Houve um ligeiro aumento nos escores z médios do IMC: 0,060 em meninos e 0,043 em meninas. As trajetórias médias do IMC mudaram pouco, com pequenos aumentos na média do IMC, de aproximadamente 0,06 kg/m² para meninos e 0,08 kg/m² para meninas. A prevalência de sobrepeso/obesidade aumentou entre as coortes: de 10,9% para 11,8% em meninos e de 9,6% para 10,5% em meninas menores de 5 anos, e de 26,8% para 30% e de 23,9% para 26,6%, respectivamente, para meninos e meninas entre 5 e 10 anos.
A tendência de aumento da altura foi observada em várias populações, incluindo países emergentes como China e Coreia do Sul. Em contraste, na África Subsaariana, houve estagnação ou diminuição. No Brasil, estudos indicam um aumento da altura desde a década de 1950, mas há poucos estudos populacionais recentes que realizaram esta análise. Este estudo encontrou que as trajetórias de altura de crianças entre 3 e 10 anos aumentaram em 1 cm, refletindo o rápido desenvolvimento econômico e melhorias nos padrões de vida e educação das mães, cuja proporção com ≥8 anos de escolaridade aumentou de 34% para 52%.
Melhorias nas condições sociais, sanitárias e de saúde, incluindo a redução da pobreza, aumento da urbanização e melhor acesso à água potável e saneamento, contribuíram para o aumento da altura. Políticas e programas nacionais, como o Sistema Único de Saúde (SUS) e o programa Bolsa Família (PBF), também desempenharam um papel crucial, com o PBF ajudando a reduzir a mortalidade infantil e quebrar o ciclo intergeracional de pobreza.

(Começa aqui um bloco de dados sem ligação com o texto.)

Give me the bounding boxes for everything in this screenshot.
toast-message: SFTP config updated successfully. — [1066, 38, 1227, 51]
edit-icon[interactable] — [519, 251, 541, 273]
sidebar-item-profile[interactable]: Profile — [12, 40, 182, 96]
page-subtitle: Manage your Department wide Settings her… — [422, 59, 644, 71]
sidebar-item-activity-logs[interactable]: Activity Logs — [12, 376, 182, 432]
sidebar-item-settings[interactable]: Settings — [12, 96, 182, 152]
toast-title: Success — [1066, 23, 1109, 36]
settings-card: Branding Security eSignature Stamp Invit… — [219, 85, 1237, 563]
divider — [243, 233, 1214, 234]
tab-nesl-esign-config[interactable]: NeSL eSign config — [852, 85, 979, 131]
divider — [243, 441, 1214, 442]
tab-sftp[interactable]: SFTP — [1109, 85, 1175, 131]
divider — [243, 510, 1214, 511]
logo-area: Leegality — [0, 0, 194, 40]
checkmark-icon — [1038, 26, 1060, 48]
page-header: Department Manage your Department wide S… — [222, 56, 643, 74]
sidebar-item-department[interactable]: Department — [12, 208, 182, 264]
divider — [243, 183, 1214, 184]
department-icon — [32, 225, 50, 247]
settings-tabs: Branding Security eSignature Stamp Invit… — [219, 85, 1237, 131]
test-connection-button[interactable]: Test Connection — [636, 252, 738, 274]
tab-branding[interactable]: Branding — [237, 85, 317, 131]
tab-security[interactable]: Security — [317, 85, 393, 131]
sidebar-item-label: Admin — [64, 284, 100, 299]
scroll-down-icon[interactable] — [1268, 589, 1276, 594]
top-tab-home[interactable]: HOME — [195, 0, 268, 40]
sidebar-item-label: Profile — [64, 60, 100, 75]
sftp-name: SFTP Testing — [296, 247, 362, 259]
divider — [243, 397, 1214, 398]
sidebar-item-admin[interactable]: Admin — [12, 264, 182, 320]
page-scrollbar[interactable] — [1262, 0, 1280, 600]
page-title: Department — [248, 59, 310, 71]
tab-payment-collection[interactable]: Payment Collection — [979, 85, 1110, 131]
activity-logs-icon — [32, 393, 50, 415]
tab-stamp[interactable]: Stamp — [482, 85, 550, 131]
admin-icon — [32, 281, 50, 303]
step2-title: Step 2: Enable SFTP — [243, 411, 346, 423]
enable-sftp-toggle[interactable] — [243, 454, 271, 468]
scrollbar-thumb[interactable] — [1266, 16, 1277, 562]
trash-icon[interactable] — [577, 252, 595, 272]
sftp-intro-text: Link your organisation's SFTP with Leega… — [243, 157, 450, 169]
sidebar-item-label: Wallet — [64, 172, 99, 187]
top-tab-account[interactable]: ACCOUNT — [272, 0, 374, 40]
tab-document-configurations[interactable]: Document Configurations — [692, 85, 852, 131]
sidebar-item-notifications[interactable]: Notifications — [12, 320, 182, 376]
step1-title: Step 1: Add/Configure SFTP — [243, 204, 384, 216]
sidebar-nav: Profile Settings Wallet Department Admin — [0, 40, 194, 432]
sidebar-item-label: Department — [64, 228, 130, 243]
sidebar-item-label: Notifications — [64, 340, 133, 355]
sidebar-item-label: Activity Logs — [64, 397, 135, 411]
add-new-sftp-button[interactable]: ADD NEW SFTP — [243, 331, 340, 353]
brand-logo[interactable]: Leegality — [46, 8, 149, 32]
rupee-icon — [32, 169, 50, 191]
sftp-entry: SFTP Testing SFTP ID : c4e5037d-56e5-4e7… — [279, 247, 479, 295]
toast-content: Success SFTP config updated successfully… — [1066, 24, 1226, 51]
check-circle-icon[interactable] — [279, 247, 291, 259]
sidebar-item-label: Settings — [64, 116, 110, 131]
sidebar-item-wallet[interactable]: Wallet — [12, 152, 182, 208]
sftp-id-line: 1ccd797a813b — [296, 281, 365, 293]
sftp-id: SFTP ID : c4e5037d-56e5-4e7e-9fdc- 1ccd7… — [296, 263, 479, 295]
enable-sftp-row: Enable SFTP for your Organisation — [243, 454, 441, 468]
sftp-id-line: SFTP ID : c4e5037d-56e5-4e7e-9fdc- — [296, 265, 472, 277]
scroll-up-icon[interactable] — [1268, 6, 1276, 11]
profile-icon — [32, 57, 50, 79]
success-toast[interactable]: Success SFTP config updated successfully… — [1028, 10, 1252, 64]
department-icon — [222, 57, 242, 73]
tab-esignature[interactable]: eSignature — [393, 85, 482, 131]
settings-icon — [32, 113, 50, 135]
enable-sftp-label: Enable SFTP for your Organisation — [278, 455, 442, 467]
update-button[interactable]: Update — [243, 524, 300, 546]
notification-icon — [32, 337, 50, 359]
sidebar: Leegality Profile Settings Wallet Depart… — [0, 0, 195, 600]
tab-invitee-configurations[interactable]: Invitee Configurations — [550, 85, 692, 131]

Estudos globais mostram que o IMC médio e a prevalência de sobrepeso/obesidade aumentaram em crianças e adolescentes antes de 2000, especialmente em países de alta renda, onde as tendências se estabilizaram após 2000. Em países de baixa e média renda, como partes da Ásia, essas tendências continuam a aumentar. No Brasil, a prevalência de sobrepeso foi estável entre 1974 e 2006, mas aumentou entre 2009 e 2017. Este estudo encontrou pouco aumento nas trajetórias de IMC entre crianças nascidas após 2000, mas a prevalência de sobrepeso e obesidade permaneceu elevada, especialmente entre crianças de 5 a 10 anos. Este aumento reflete uma rápida transição nutricional, demográfica e epidemiológica, com mudanças nos padrões alimentares, aumento do consumo de alimentos ultraprocessados e sedentarismo.
Crianças de famílias de baixa renda enfrentam maiores restrições ao acesso à recreação e atividade física devido à falta de segurança em áreas urbanas e preocupações dos pais. A pobreza e a violência nos bairros impactam negativamente a atividade física ao ar livre das crianças. Pesquisas mostram que crianças que passam mais tempo ao ar livre são mais ativas, menos sedentárias e têm menor IMC.
A pandemia de COVID-19 pode ter impactado negativamente o crescimento e o estado nutricional das crianças, especialmente aquelas de baixa renda, devido ao aumento do sedentarismo e às restrições de mobilidade. Estudos futuros que incluam dados a partir de 2020 fornecerão evidências importantes sobre o impacto da pandemia no crescimento e saúde infantil.
As tendências de crescimento infantil observadas refletem o impacto das políticas de saúde e bem-estar, destacando a necessidade de desenvolver estratégias de intervenção precoce para prevenir o desenvolvimento da obesidade, especialmente em crianças de meios desfavorecidos, visando reduzir o risco de doenças crônicas no futuro.